"Je ne comprends pas comment, quelques heures seulement après les explosions, les morts et les blessés, les vols ont pu reprendre normalement et les voyageurs se rendre sur les lieux des explosions", dit à l'AFP un employé d'une agence de tourisme dans l'aéroport.
Jeudi, à l'aéroport Atatürk d'Istanbul, les mesures de sécurité ne semblaient pas spécialement renforcées, au surlendemain du triple attentat-suicide qui a coûté la vie à 43 personnes, et que le gouvernement turc a rapidement lié au groupe jihadiste Etat islamique (EI).
Dans les files d'attente interminables aux comptoirs d'enregistrement, dans les cafés et les couloirs de l'aéroport, des voyageurs discutent allègrement en français, portugais, arabe, à côté d'une façade en verre brisée ou sous un plafond défoncé par l'explosion d'un kamikaze.
Certains se prennent en photo devant ce décor de guerre, pendant que des ouvriers s'emploient doucement à réparer ce qui peut l'être.
Pour pouvoir accéder aux halls des arrivées et des départs, les voyageurs et leurs bagages doivent passer par des portiques de sécurité, mais les portes de sortie ne sont, elles, contrôlées que par un garde, muni uniquement d'une batte, a constaté une journaliste de l'AFP.

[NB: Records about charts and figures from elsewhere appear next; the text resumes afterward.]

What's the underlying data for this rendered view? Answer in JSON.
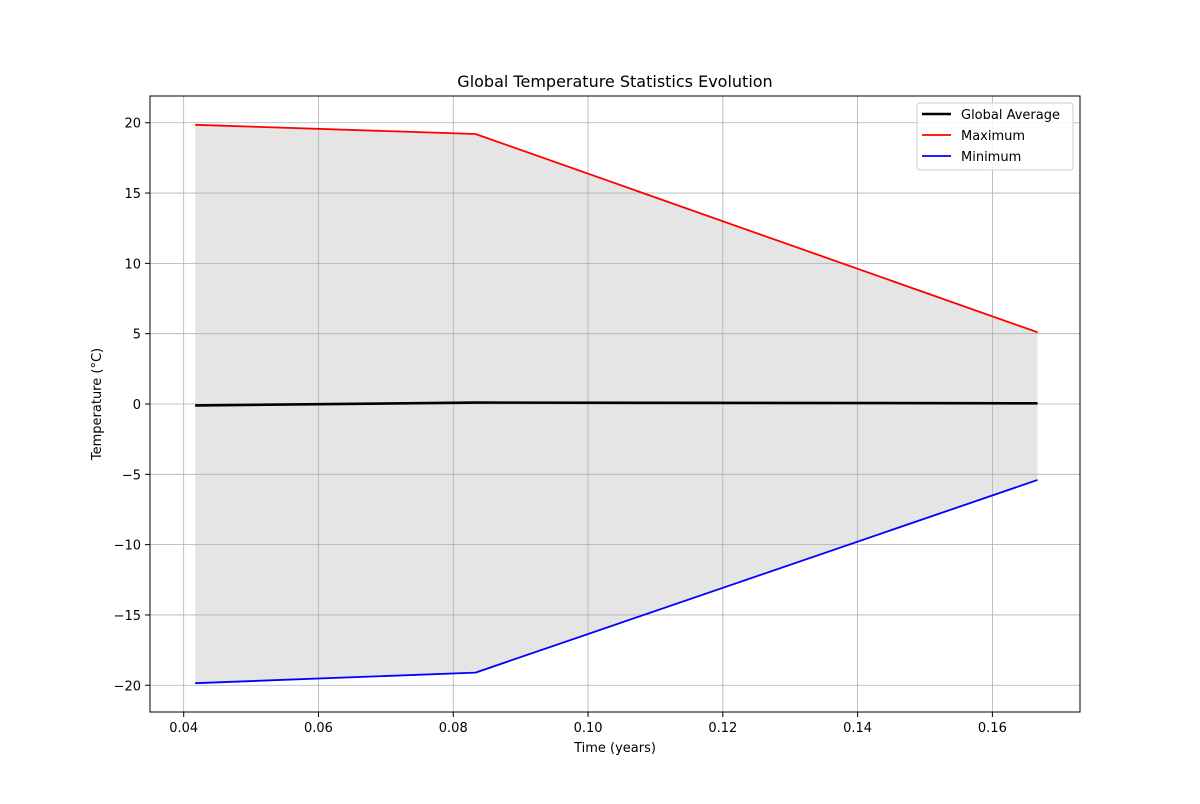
{
  "chart_data": {
    "type": "line",
    "title": "Global Temperature Statistics Evolution",
    "xlabel": "Time (years)",
    "ylabel": "Temperature (°C)",
    "x": [
      0.0417,
      0.0833,
      0.1667
    ],
    "xlim": [
      0.035,
      0.173
    ],
    "ylim": [
      -21.9,
      21.9
    ],
    "x_ticks": [
      0.04,
      0.06,
      0.08,
      0.1,
      0.12,
      0.14,
      0.16
    ],
    "x_tick_labels": [
      "0.04",
      "0.06",
      "0.08",
      "0.10",
      "0.12",
      "0.14",
      "0.16"
    ],
    "y_ticks": [
      -20,
      -15,
      -10,
      -5,
      0,
      5,
      10,
      15,
      20
    ],
    "y_tick_labels": [
      "−20",
      "−15",
      "−10",
      "−5",
      "0",
      "5",
      "10",
      "15",
      "20"
    ],
    "grid": true,
    "legend_position": "top-right",
    "series": [
      {
        "name": "Global Average",
        "values": [
          -0.1,
          0.1,
          0.05
        ],
        "color": "#000000",
        "style": "thick"
      },
      {
        "name": "Maximum",
        "values": [
          19.85,
          19.2,
          5.1
        ],
        "color": "#ff0000",
        "style": "normal"
      },
      {
        "name": "Minimum",
        "values": [
          -19.85,
          -19.1,
          -5.4
        ],
        "color": "#0000ff",
        "style": "normal"
      }
    ],
    "band": {
      "between": [
        "Minimum",
        "Maximum"
      ],
      "color": "#e5e5e5"
    }
  }
}
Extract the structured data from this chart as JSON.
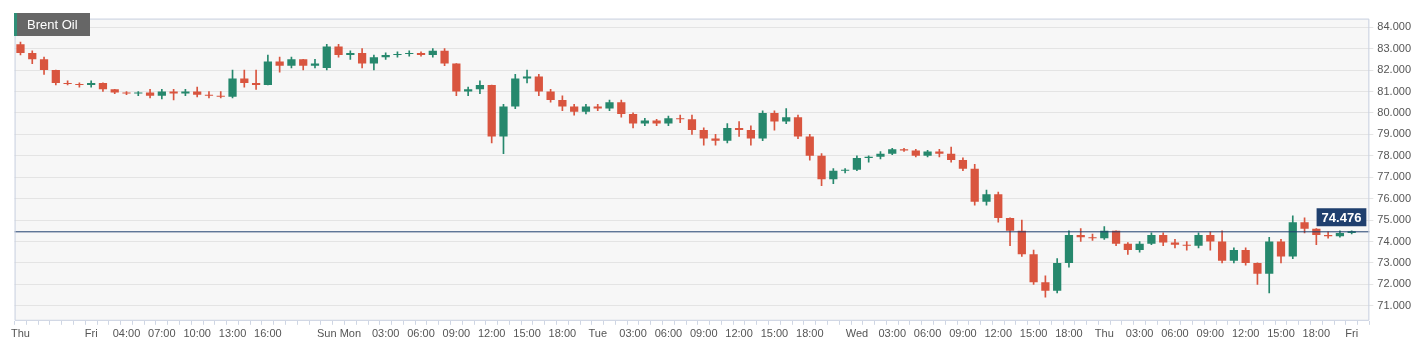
{
  "chart_data": {
    "type": "candlestick",
    "title": "Brent Oil",
    "categories": [
      "Thu",
      null,
      null,
      null,
      null,
      null,
      "Fri",
      null,
      null,
      "04:00",
      null,
      null,
      "07:00",
      null,
      null,
      "10:00",
      null,
      null,
      "13:00",
      null,
      null,
      "16:00",
      null,
      null,
      null,
      null,
      "Sun",
      null,
      "Mon",
      null,
      null,
      "03:00",
      null,
      null,
      "06:00",
      null,
      null,
      "09:00",
      null,
      null,
      "12:00",
      null,
      null,
      "15:00",
      null,
      null,
      "18:00",
      null,
      null,
      "Tue",
      null,
      null,
      "03:00",
      null,
      null,
      "06:00",
      null,
      null,
      "09:00",
      null,
      null,
      "12:00",
      null,
      null,
      "15:00",
      null,
      null,
      "18:00",
      null,
      null,
      null,
      "Wed",
      null,
      null,
      "03:00",
      null,
      null,
      "06:00",
      null,
      null,
      "09:00",
      null,
      null,
      "12:00",
      null,
      null,
      "15:00",
      null,
      null,
      "18:00",
      null,
      null,
      "Thu",
      null,
      null,
      "03:00",
      null,
      null,
      "06:00",
      null,
      null,
      "09:00",
      null,
      null,
      "12:00",
      null,
      null,
      "15:00",
      null,
      null,
      "18:00",
      null,
      null,
      "Fri",
      null
    ],
    "ohlc": [
      [
        83.2,
        83.3,
        82.7,
        82.8
      ],
      [
        82.8,
        82.9,
        82.3,
        82.5
      ],
      [
        82.5,
        82.6,
        81.8,
        82.0
      ],
      [
        82.0,
        82.0,
        81.3,
        81.4
      ],
      [
        81.4,
        81.5,
        81.3,
        81.35
      ],
      [
        81.35,
        81.4,
        81.2,
        81.3
      ],
      [
        81.3,
        81.5,
        81.2,
        81.4
      ],
      [
        81.4,
        81.4,
        81.0,
        81.1
      ],
      [
        81.1,
        81.1,
        80.9,
        80.95
      ],
      [
        80.95,
        81.0,
        80.85,
        80.9
      ],
      [
        80.9,
        81.0,
        80.8,
        80.95
      ],
      [
        80.95,
        81.1,
        80.7,
        80.8
      ],
      [
        80.8,
        81.1,
        80.65,
        81.0
      ],
      [
        81.0,
        81.1,
        80.6,
        80.9
      ],
      [
        80.9,
        81.1,
        80.8,
        81.0
      ],
      [
        81.0,
        81.2,
        80.75,
        80.85
      ],
      [
        80.85,
        81.0,
        80.7,
        80.8
      ],
      [
        80.8,
        81.0,
        80.7,
        80.75
      ],
      [
        80.75,
        82.0,
        80.7,
        81.6
      ],
      [
        81.6,
        82.0,
        81.2,
        81.4
      ],
      [
        81.4,
        82.0,
        81.1,
        81.3
      ],
      [
        81.3,
        82.7,
        81.3,
        82.4
      ],
      [
        82.4,
        82.6,
        81.9,
        82.2
      ],
      [
        82.2,
        82.6,
        82.1,
        82.5
      ],
      [
        82.5,
        82.5,
        82.0,
        82.2
      ],
      [
        82.2,
        82.5,
        82.1,
        82.3
      ],
      [
        82.1,
        83.2,
        82.0,
        83.1
      ],
      [
        83.1,
        83.2,
        82.6,
        82.7
      ],
      [
        82.7,
        82.9,
        82.5,
        82.8
      ],
      [
        82.8,
        83.0,
        82.1,
        82.3
      ],
      [
        82.3,
        82.7,
        82.0,
        82.6
      ],
      [
        82.6,
        82.8,
        82.5,
        82.7
      ],
      [
        82.7,
        82.85,
        82.6,
        82.75
      ],
      [
        82.75,
        82.9,
        82.65,
        82.8
      ],
      [
        82.8,
        82.85,
        82.65,
        82.7
      ],
      [
        82.7,
        83.0,
        82.6,
        82.9
      ],
      [
        82.9,
        83.0,
        82.2,
        82.3
      ],
      [
        82.3,
        82.3,
        80.8,
        81.0
      ],
      [
        81.0,
        81.2,
        80.8,
        81.1
      ],
      [
        81.1,
        81.5,
        80.9,
        81.3
      ],
      [
        81.3,
        81.3,
        78.6,
        78.9
      ],
      [
        78.9,
        80.4,
        78.1,
        80.3
      ],
      [
        80.3,
        81.8,
        80.2,
        81.6
      ],
      [
        81.6,
        82.0,
        81.4,
        81.7
      ],
      [
        81.7,
        81.8,
        80.8,
        81.0
      ],
      [
        81.0,
        81.1,
        80.5,
        80.6
      ],
      [
        80.6,
        80.8,
        80.1,
        80.3
      ],
      [
        80.3,
        80.4,
        79.9,
        80.05
      ],
      [
        80.05,
        80.4,
        79.95,
        80.3
      ],
      [
        80.3,
        80.4,
        80.1,
        80.2
      ],
      [
        80.2,
        80.6,
        80.1,
        80.5
      ],
      [
        80.5,
        80.6,
        79.8,
        79.95
      ],
      [
        79.95,
        80.0,
        79.3,
        79.5
      ],
      [
        79.5,
        79.75,
        79.4,
        79.65
      ],
      [
        79.65,
        79.7,
        79.4,
        79.5
      ],
      [
        79.5,
        79.85,
        79.4,
        79.75
      ],
      [
        79.75,
        79.9,
        79.55,
        79.7
      ],
      [
        79.7,
        79.9,
        79.0,
        79.2
      ],
      [
        79.2,
        79.3,
        78.5,
        78.8
      ],
      [
        78.8,
        79.0,
        78.5,
        78.7
      ],
      [
        78.7,
        79.5,
        78.6,
        79.3
      ],
      [
        79.3,
        79.6,
        78.9,
        79.2
      ],
      [
        79.2,
        79.4,
        78.5,
        78.8
      ],
      [
        78.8,
        80.1,
        78.7,
        80.0
      ],
      [
        80.0,
        80.1,
        79.2,
        79.6
      ],
      [
        79.6,
        80.2,
        79.5,
        79.8
      ],
      [
        79.8,
        79.9,
        78.8,
        78.9
      ],
      [
        78.9,
        79.0,
        77.8,
        78.0
      ],
      [
        78.0,
        78.1,
        76.6,
        76.9
      ],
      [
        76.9,
        77.4,
        76.7,
        77.3
      ],
      [
        77.3,
        77.4,
        77.2,
        77.35
      ],
      [
        77.35,
        78.0,
        77.3,
        77.9
      ],
      [
        77.9,
        78.0,
        77.7,
        77.95
      ],
      [
        77.95,
        78.2,
        77.85,
        78.1
      ],
      [
        78.1,
        78.35,
        78.05,
        78.3
      ],
      [
        78.3,
        78.35,
        78.2,
        78.25
      ],
      [
        78.25,
        78.3,
        77.95,
        78.0
      ],
      [
        78.0,
        78.25,
        77.95,
        78.2
      ],
      [
        78.2,
        78.3,
        77.95,
        78.1
      ],
      [
        78.1,
        78.4,
        77.7,
        77.8
      ],
      [
        77.8,
        77.9,
        77.3,
        77.4
      ],
      [
        77.4,
        77.6,
        75.7,
        75.85
      ],
      [
        75.85,
        76.4,
        75.7,
        76.2
      ],
      [
        76.2,
        76.3,
        74.9,
        75.1
      ],
      [
        75.1,
        75.1,
        73.8,
        74.5
      ],
      [
        74.5,
        75.0,
        73.3,
        73.4
      ],
      [
        73.4,
        73.6,
        72.0,
        72.1
      ],
      [
        72.1,
        72.4,
        71.4,
        71.7
      ],
      [
        71.7,
        73.2,
        71.6,
        73.0
      ],
      [
        73.0,
        74.5,
        72.8,
        74.3
      ],
      [
        74.3,
        74.6,
        74.0,
        74.2
      ],
      [
        74.2,
        74.35,
        74.05,
        74.15
      ],
      [
        74.15,
        74.7,
        74.1,
        74.5
      ],
      [
        74.5,
        74.5,
        73.8,
        73.9
      ],
      [
        73.9,
        73.95,
        73.4,
        73.6
      ],
      [
        73.6,
        74.0,
        73.5,
        73.9
      ],
      [
        73.9,
        74.4,
        73.85,
        74.3
      ],
      [
        74.3,
        74.4,
        73.8,
        73.95
      ],
      [
        73.95,
        74.1,
        73.7,
        73.85
      ],
      [
        73.85,
        74.0,
        73.6,
        73.8
      ],
      [
        73.8,
        74.4,
        73.7,
        74.3
      ],
      [
        74.3,
        74.45,
        73.6,
        74.0
      ],
      [
        74.0,
        74.5,
        73.0,
        73.1
      ],
      [
        73.1,
        73.7,
        73.0,
        73.6
      ],
      [
        73.6,
        73.7,
        72.9,
        73.0
      ],
      [
        73.0,
        73.0,
        72.0,
        72.5
      ],
      [
        72.5,
        74.2,
        71.6,
        74.0
      ],
      [
        74.0,
        74.1,
        73.0,
        73.3
      ],
      [
        73.3,
        75.2,
        73.2,
        74.9
      ],
      [
        74.9,
        75.1,
        74.4,
        74.6
      ],
      [
        74.6,
        74.6,
        73.85,
        74.3
      ],
      [
        74.3,
        74.45,
        74.15,
        74.25
      ],
      [
        74.25,
        74.5,
        74.2,
        74.4
      ],
      [
        74.4,
        74.5,
        74.35,
        74.476
      ],
      null
    ],
    "colors": [
      "#d9553f",
      "#d9553f",
      "#d9553f",
      "#d9553f",
      "#d9553f",
      "#d9553f",
      "#26886d",
      "#d9553f",
      "#d9553f",
      "#d9553f",
      "#26886d",
      "#d9553f",
      "#26886d",
      "#d9553f",
      "#26886d",
      "#d9553f",
      "#d9553f",
      "#d9553f",
      "#26886d",
      "#d9553f",
      "#d9553f",
      "#26886d",
      "#d9553f",
      "#26886d",
      "#d9553f",
      "#26886d",
      "#26886d",
      "#d9553f",
      "#26886d",
      "#d9553f",
      "#26886d",
      "#26886d",
      "#26886d",
      "#26886d",
      "#d9553f",
      "#26886d",
      "#d9553f",
      "#d9553f",
      "#26886d",
      "#26886d",
      "#d9553f",
      "#26886d",
      "#26886d",
      "#26886d",
      "#d9553f",
      "#d9553f",
      "#d9553f",
      "#d9553f",
      "#26886d",
      "#d9553f",
      "#26886d",
      "#d9553f",
      "#d9553f",
      "#26886d",
      "#d9553f",
      "#26886d",
      "#d9553f",
      "#d9553f",
      "#d9553f",
      "#d9553f",
      "#26886d",
      "#d9553f",
      "#d9553f",
      "#26886d",
      "#d9553f",
      "#26886d",
      "#d9553f",
      "#d9553f",
      "#d9553f",
      "#26886d",
      "#26886d",
      "#26886d",
      "#26886d",
      "#26886d",
      "#26886d",
      "#d9553f",
      "#d9553f",
      "#26886d",
      "#d9553f",
      "#d9553f",
      "#d9553f",
      "#d9553f",
      "#26886d",
      "#d9553f",
      "#d9553f",
      "#d9553f",
      "#d9553f",
      "#d9553f",
      "#26886d",
      "#26886d",
      "#d9553f",
      "#d9553f",
      "#26886d",
      "#d9553f",
      "#d9553f",
      "#26886d",
      "#26886d",
      "#d9553f",
      "#d9553f",
      "#d9553f",
      "#26886d",
      "#d9553f",
      "#d9553f",
      "#26886d",
      "#d9553f",
      "#d9553f",
      "#26886d",
      "#d9553f",
      "#26886d",
      "#d9553f",
      "#d9553f",
      "#d9553f",
      "#26886d",
      "#26886d",
      null
    ],
    "ylim": [
      70.3,
      84.4
    ],
    "yticks": [
      {
        "value": 71,
        "label": "71.000"
      },
      {
        "value": 72,
        "label": "72.000"
      },
      {
        "value": 73,
        "label": "73.000"
      },
      {
        "value": 74,
        "label": "74.000"
      },
      {
        "value": 75,
        "label": "75.000"
      },
      {
        "value": 76,
        "label": "76.000"
      },
      {
        "value": 77,
        "label": "77.000"
      },
      {
        "value": 78,
        "label": "78.000"
      },
      {
        "value": 79,
        "label": "79.000"
      },
      {
        "value": 80,
        "label": "80.000"
      },
      {
        "value": 81,
        "label": "81.000"
      },
      {
        "value": 82,
        "label": "82.000"
      },
      {
        "value": 83,
        "label": "83.000"
      },
      {
        "value": 84,
        "label": "84.000"
      }
    ],
    "ref_lines": [
      {
        "axis": "y",
        "value": 74.476,
        "label": "74.476",
        "color": "#1f3f6e"
      }
    ],
    "grid": "y"
  }
}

C'est par l'une de ces portes de sortie que l'un des kamikazes a pu pénétrer à l'intérieur du bâtiment avant de se faire exploser, ont rapporté plusieurs témoins sur place, tandis qu'un garde de l'aéroport a assuré que le "terroriste est passé par les portiques de sécurité en tirant sur les gardes".
"Les terroristes portaient de gros manteaux noirs dans lesquels ils cachaient leurs armes, alors qu'il faisait très chaud", raconte Akin Duman, chauffeur de taxi d'une cinquantaine d'années. "C'est à cause de leur tenue qu'ils ont été repérés". Le Premier ministre Binali Yildirim avait affirmé que les kamikazes avaient caché leurs armes dans des valises.
- 'A l'image de la Turquie' -
Nazife Yurtcü, une jeune Turque résidant en Allemagne est arrivée jeudi à Istanbul pour rendre visite à sa famille, malgré les craintes qu'elle a sur la sécurité. "Sachant que des kamikazes ont pu pénétrer à l'intérieur de l'aéroport avec des armes et des bombes, j'aurais été rassurée de voir plus de policiers aux entrées et sorties", dit-elle.
Le Premier ministre avait assuré après les attentats de mardi que la "présence de personnel entraîné" serait "accrue" dans les aéroports du pays.
"Il n'y aura pas davantage de mesures de sécurité", soupire un garde de sécurité qui était de service au moment de l'attentat à Atatük, 3e aéroport d'Europe. "Rien n'a changé et rien ne changera".
"Ce qui s'est passé est à l'image de la Turquie", dit-il sous couvert de l'anonymat, en jetant des regards méfiants autour de lui. "On nous a donné l'ordre de ne pas parler aux journalistes", chuchote-t-il, sans donner plus de précisions.
Derrière une vitre brisée, un employé kurde d'une agence de location de voiture semble moins embarrassé de témoigner. "Je m'étais absenté quelques heures pour rompre le jeûne (du ramadan) quand les explosions se sont produites. Dieu m'a sauvé", affirme ce trentenaire qui dit ne pas faire confiance au gouvernement.
"Il n'est de secret pour personne que l'AKP (Parti de la justice et du développement du président Recep Tayyip Erdogan) préfère concentrer ses efforts sur la lutte contre les Kurdes plutôt que de s'attaquer aux vrais terroristes", déplore-t-il.
"Ce n'est pas la sécurité qui est défaillante, c'est le gouvernement", soutient l'employé de l'agence. "C'est sa politique extérieure, entre son soutien non déclaré aux jihadistes de l'EI et son rapprochement avec la Russie et Israël qui nous vaut toutes ces attaques", soutient-il.
Plus loin, entouré de sa femme et de deux enfants en bas âge, un père de famille turc pousse un chariot avec plusieurs valises.
"Les attaques? La sécurité? Je n'ai pas le temps d'y penser, la vie continue, ici comme à Paris et en Belgique", dit-il avant de se diriger, le sourire un peu inquiet, vers la porte d'embarquement.